I went on, squaring my shoulders and becoming angrier as I went, like waking in a bed from a nightmare bound by sweat-soaked sheets. Why were both of these men hiding these things from me? All I wanted was to be loved by music, a pure and awesome passion to control me and make me submit. They were pushing me down to their own notions, their own ideas of my supposed-fragile nature.
Light came unexpectedly from around the corner, and I plastered myself to the stone wall and listened. Raoul had installed a grate in the walls, I remembered dimly. Not many prison cells, such as might be used in the service of the police at some point. Just one, steel-protected room. Then – my mind suddenly went blank as insistent pain throbbed against my left temple. I listened to the voices as I vainly tried to recapture the thought.
"So the Phantom has been captured at last," Raoul's voice said. So boyish, so lighthearted – contrary to his words. "You are losing your touch, Villain."
Erik said nothing, but then I heard him gasp. The next sound sickened me: the sound of blood-choked coughs, and the sound of a metal dagger being dropped to the floor. "Physician," Raoul called in disdain. "Heal this man, or he'll die."
My heart was racing, but my legs could not move, could not comprehend the meaning of the words. "Fool," the Phantom's voice said, rough and sandpapered with pain, "your 'cures' are doing more harm than good. If you would let me use the tools –"

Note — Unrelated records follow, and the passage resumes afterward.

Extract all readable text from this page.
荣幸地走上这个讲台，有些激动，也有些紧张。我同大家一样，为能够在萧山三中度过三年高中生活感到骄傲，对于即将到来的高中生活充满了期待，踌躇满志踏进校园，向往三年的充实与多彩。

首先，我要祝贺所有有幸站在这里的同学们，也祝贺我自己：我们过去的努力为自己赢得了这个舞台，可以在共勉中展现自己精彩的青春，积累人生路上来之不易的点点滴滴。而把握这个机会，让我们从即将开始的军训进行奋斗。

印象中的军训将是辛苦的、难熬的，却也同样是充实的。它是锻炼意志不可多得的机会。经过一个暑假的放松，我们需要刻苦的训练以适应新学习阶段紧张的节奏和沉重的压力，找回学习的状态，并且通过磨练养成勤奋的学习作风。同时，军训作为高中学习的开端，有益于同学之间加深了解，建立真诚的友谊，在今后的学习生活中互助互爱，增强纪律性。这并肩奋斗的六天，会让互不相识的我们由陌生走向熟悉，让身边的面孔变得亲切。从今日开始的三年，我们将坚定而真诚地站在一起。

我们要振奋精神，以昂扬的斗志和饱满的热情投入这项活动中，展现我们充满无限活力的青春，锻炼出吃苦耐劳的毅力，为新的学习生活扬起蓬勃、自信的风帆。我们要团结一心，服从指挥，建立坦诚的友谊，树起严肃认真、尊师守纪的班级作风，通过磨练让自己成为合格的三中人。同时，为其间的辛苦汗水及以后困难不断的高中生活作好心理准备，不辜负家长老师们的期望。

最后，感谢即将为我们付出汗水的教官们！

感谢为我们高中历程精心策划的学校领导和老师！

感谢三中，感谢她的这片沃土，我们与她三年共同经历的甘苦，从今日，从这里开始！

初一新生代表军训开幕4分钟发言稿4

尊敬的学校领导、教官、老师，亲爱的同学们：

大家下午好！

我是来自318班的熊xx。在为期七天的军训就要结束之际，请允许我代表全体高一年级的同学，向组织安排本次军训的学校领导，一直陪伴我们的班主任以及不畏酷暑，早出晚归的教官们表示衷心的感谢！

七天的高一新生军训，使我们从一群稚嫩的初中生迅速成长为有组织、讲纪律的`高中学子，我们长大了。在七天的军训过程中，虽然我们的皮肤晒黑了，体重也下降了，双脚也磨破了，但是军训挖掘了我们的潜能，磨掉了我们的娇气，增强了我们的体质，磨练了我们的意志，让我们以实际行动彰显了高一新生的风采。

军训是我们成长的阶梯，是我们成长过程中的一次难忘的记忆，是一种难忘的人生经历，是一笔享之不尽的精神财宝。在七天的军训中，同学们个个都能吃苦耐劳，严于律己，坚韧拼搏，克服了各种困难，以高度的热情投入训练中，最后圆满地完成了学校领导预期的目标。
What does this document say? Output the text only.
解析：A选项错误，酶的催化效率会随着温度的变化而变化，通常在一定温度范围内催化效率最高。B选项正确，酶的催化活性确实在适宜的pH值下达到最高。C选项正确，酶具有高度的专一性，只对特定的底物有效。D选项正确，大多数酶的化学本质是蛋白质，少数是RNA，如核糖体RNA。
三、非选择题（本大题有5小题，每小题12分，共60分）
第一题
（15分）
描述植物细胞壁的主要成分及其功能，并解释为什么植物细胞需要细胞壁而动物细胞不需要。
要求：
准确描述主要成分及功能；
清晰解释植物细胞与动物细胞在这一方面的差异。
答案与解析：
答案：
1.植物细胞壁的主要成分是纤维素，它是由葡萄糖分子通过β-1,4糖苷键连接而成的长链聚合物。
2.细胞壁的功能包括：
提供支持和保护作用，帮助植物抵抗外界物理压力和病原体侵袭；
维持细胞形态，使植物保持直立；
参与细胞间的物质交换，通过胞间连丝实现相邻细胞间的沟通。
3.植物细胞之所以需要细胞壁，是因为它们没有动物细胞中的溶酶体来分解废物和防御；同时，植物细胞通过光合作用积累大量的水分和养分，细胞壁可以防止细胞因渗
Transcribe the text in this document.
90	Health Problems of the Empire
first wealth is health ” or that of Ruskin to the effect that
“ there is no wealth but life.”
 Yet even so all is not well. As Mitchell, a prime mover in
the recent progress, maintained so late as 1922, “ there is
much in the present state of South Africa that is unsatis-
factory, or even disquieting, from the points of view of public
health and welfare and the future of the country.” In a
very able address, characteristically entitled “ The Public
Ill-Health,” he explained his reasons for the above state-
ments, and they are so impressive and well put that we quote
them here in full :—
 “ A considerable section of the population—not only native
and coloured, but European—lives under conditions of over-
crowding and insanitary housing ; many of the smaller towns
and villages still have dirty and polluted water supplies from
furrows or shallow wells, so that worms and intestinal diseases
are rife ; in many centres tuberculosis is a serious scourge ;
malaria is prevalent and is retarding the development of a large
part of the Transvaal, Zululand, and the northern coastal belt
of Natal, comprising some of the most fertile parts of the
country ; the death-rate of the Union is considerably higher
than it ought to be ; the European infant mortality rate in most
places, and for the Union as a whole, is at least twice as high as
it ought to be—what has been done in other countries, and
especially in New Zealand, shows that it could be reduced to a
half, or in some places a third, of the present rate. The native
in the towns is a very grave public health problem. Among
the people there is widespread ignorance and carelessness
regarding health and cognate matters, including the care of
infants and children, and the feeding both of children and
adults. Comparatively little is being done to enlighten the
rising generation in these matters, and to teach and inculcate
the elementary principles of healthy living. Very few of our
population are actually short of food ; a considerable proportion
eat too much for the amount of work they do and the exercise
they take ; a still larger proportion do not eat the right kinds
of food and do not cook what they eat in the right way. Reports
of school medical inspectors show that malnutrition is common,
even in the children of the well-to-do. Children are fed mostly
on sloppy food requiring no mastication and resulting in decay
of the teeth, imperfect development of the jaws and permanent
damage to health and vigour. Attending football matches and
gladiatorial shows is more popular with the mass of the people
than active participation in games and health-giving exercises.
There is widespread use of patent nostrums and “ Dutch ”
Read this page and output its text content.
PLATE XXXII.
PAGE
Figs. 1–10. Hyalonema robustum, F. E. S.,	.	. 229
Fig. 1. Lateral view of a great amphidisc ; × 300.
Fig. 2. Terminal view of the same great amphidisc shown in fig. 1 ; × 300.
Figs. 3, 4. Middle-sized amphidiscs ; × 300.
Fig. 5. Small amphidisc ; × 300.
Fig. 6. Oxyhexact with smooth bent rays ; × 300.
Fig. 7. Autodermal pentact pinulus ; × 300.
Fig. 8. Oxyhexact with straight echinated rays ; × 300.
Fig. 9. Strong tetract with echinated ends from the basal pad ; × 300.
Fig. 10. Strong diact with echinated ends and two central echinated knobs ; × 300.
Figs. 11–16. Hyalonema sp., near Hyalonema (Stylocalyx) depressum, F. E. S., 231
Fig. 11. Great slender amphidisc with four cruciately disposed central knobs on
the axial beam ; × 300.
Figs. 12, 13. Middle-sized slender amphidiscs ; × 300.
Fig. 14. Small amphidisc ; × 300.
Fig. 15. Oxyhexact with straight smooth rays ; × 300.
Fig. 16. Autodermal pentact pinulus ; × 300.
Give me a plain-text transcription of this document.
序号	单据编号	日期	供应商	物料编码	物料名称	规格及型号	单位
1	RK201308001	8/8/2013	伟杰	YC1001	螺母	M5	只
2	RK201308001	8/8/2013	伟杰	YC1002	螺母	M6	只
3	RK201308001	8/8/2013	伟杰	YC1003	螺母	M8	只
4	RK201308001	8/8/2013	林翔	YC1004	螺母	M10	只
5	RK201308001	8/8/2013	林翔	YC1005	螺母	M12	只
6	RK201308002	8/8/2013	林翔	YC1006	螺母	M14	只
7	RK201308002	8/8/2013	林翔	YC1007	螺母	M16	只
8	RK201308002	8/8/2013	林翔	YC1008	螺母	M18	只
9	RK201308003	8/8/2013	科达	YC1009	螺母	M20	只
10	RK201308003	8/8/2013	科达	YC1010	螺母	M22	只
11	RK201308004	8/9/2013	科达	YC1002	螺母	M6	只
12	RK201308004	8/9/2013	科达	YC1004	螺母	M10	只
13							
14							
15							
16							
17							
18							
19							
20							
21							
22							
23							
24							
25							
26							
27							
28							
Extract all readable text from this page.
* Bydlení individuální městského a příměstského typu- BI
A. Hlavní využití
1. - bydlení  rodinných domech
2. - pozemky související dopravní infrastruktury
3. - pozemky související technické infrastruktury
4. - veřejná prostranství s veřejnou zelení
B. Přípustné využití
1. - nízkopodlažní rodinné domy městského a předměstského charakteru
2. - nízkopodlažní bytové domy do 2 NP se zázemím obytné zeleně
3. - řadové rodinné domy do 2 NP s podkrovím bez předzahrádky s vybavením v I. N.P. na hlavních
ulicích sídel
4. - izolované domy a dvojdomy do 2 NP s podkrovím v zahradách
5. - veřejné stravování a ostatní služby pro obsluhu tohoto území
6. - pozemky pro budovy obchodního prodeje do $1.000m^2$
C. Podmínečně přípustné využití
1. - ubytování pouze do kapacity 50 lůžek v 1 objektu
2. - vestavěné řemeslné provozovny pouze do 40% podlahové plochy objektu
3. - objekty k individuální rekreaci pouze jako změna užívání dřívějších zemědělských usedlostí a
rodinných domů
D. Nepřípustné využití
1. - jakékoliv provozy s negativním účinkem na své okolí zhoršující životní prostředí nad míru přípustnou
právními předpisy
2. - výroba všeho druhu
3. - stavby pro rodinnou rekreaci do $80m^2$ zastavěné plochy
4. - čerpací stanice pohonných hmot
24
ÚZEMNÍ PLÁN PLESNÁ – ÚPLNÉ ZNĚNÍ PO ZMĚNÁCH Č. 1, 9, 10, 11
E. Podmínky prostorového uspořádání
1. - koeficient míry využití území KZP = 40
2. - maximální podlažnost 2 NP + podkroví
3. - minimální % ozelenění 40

"Do not listen. I would not see a needle in his hands when my body is within his vicinity. Bind his hands." Chains rattled on the wall. I shut my eyes; this nightmare could not be happening. None of my characters whom I had played had been in this situation. What could I do?
Footsteps made from finely fashioned silk approached, and I fled the room in confusion. From behind me, I heard Raoul's voice: "If I were you, I would make yourself comfortable with your cell; it will be your only inspiration for music. I'll have paper and a quill sent down."
Dastardly Raoul! Just when it was getting good! ... oh, grrr, get out of the way!